Despite the physical distance, the two fields complemented each other perfectly. As her studies progressed, Lilach grew increasingly interested in how people and cultures change in light of environmental shifts – and realized that the key to answering this question may lie precisely in the overlap.
Today, Lilach is a second-year graduate student, earning her MSc from the Fredy & Nadine Herrmann Institute of Earth Sciences. Her research, under the supervision of Dr. Yonatan Goldsmith (earth sciences) and Dr. Shlomit Bechar (archaeology), asks whether it is possible to bring archaeology and climate science closer together.
Both archaeological and paleoclimate data sets exist, but correlating the two is challenging, mainly due to chronological uncertainty.
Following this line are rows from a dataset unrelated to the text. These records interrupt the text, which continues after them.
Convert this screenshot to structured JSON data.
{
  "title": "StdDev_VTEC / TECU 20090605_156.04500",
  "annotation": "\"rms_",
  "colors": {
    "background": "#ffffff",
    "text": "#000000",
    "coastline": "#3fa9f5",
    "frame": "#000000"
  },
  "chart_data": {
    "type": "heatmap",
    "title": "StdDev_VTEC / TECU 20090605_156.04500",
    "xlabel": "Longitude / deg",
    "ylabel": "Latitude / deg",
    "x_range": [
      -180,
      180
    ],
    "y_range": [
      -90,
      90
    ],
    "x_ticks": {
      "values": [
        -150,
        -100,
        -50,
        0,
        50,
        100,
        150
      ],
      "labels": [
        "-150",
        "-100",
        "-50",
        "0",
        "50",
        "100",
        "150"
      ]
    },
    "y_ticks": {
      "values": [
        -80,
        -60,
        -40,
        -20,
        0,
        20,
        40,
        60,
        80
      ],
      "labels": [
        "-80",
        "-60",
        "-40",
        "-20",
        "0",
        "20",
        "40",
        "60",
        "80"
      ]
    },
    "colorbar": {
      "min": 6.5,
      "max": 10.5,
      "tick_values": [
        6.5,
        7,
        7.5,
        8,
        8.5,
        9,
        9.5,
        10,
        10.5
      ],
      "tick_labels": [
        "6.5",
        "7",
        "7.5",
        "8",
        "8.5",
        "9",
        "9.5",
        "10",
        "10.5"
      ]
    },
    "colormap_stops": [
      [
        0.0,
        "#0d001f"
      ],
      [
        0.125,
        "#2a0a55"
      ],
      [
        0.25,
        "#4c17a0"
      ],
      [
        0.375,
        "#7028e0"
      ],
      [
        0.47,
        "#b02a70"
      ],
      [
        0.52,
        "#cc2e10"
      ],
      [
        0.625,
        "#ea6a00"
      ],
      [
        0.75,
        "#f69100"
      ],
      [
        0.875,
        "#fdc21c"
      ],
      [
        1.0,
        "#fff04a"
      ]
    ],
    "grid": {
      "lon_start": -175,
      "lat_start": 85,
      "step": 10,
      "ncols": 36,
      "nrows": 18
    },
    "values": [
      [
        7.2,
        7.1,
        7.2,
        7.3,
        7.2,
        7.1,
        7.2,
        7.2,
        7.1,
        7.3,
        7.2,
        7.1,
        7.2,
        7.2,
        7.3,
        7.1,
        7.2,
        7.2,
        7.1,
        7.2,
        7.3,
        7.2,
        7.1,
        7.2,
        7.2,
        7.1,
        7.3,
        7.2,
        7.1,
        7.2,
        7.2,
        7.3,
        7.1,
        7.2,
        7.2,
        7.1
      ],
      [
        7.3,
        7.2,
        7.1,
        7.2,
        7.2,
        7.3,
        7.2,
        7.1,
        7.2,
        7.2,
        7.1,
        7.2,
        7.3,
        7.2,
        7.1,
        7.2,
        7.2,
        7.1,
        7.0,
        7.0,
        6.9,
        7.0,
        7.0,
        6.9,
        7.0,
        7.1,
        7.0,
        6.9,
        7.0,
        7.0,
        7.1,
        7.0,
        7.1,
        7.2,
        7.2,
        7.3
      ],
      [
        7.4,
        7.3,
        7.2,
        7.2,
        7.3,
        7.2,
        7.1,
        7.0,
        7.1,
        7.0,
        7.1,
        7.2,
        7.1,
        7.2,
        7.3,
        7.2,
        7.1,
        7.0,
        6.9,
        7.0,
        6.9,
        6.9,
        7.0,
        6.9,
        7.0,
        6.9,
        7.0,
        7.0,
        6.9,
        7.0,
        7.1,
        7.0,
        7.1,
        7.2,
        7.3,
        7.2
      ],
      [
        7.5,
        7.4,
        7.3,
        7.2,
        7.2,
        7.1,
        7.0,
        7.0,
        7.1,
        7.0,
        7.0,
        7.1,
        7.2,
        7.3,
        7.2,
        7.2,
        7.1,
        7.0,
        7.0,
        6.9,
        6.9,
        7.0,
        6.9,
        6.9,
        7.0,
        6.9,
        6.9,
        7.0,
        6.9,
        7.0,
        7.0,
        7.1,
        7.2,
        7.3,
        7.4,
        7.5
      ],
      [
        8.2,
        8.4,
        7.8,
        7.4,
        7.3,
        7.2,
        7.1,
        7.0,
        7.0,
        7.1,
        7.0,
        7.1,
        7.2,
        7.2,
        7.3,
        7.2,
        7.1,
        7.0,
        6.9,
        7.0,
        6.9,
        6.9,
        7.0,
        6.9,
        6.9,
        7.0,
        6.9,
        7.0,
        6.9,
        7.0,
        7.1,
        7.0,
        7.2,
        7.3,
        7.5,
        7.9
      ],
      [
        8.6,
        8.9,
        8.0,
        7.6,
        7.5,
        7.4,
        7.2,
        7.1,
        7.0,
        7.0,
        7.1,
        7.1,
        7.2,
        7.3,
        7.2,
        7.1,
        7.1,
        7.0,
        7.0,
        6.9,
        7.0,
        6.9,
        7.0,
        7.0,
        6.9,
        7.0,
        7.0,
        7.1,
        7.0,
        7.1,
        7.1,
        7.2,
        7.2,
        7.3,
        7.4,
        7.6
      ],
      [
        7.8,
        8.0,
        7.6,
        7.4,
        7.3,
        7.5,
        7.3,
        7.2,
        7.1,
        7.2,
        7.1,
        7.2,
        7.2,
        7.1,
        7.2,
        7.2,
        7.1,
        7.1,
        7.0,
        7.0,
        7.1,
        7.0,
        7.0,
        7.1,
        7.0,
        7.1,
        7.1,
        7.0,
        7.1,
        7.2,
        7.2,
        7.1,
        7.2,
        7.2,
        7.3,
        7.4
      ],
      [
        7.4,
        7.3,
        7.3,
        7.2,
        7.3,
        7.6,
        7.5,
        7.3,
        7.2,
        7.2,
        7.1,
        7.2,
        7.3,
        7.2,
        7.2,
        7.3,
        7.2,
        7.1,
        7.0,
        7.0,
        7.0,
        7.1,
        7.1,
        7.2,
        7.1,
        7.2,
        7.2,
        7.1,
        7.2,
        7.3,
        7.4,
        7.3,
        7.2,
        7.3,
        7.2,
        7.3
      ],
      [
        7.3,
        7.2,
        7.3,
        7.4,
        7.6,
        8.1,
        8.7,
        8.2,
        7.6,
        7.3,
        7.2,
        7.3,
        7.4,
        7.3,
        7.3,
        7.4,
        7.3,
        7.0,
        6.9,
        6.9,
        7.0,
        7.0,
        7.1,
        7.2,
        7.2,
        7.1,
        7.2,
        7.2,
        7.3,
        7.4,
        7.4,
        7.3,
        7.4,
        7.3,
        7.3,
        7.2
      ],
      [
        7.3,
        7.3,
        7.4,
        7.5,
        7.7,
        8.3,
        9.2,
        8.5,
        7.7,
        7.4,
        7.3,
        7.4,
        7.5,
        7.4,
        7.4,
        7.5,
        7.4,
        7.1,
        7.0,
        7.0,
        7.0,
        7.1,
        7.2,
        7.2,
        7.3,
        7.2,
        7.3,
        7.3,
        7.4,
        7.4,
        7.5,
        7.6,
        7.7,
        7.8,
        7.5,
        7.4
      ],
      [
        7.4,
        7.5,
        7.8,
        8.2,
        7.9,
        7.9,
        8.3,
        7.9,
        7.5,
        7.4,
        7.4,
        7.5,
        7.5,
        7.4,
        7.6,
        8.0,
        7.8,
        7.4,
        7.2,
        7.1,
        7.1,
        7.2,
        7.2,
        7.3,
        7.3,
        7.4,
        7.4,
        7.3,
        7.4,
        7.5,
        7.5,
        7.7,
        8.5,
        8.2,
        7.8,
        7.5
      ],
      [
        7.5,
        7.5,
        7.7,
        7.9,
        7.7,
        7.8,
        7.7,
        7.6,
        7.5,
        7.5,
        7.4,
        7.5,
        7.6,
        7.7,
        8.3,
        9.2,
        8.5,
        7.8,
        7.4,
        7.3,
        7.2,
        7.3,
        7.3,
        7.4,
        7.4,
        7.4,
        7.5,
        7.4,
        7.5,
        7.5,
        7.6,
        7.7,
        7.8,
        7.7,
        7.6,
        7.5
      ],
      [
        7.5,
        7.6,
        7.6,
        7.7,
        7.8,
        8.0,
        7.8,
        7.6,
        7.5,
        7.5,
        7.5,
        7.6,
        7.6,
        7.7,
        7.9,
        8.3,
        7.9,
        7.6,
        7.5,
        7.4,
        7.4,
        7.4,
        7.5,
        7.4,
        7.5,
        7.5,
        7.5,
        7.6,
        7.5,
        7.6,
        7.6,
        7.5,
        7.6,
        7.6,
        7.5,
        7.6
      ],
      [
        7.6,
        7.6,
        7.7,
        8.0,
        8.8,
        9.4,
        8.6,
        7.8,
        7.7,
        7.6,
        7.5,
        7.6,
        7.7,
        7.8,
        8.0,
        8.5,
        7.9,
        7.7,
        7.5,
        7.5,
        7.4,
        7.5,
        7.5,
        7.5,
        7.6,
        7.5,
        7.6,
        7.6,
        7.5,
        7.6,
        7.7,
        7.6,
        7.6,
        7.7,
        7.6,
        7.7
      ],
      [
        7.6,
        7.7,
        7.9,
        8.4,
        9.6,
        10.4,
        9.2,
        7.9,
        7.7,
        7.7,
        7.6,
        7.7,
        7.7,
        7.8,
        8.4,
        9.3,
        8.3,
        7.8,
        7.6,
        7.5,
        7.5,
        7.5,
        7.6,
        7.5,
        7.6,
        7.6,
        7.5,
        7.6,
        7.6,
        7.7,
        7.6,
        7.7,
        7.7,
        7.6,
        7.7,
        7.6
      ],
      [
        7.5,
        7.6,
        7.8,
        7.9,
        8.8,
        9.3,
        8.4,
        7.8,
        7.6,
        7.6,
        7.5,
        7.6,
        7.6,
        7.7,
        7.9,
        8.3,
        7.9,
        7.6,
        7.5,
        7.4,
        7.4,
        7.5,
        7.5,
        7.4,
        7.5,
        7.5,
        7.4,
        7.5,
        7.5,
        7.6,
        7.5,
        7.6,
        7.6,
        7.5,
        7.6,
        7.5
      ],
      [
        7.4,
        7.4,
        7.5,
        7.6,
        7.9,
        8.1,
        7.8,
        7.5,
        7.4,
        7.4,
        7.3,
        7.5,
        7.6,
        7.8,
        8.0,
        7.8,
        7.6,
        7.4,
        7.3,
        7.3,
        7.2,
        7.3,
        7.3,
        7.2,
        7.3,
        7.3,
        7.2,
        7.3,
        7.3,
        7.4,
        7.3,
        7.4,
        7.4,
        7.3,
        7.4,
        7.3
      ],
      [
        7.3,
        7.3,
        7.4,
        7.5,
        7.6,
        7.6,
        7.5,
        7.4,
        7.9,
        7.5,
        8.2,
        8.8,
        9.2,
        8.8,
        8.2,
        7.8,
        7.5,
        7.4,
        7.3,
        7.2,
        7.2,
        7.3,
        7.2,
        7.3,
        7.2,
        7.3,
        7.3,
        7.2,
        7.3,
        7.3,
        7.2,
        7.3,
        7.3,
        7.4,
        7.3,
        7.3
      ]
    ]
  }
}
In order to better understand the connections between climate and human culture and society in the past, Lilach is examining the possibility of past climate reconstruction directly from within the archaeological record.
She is conducting geo-chemical analysis and isotopic measurements on organic material extracted from soil uncovered at Tel Hazor (one of the most important archaeological sites for the study biblical periods, where she has been excavating the past few years), in hopes of discovering how rainfall amounts changed over the periods represented at the site.
If successful, Lilach’s project will help archaeologists gain a deeper understanding of the climate in which past societies lived and operated, and how changes may have affected them. Specifically in Tel Hazor, given that the site has been excavated since the 1950s, such an understanding would add a rich layer to an already well-studied past society.
“I am developing a new research approach with the hope that it will allow us a better understanding of how past societies reacted to changing climate conditions.”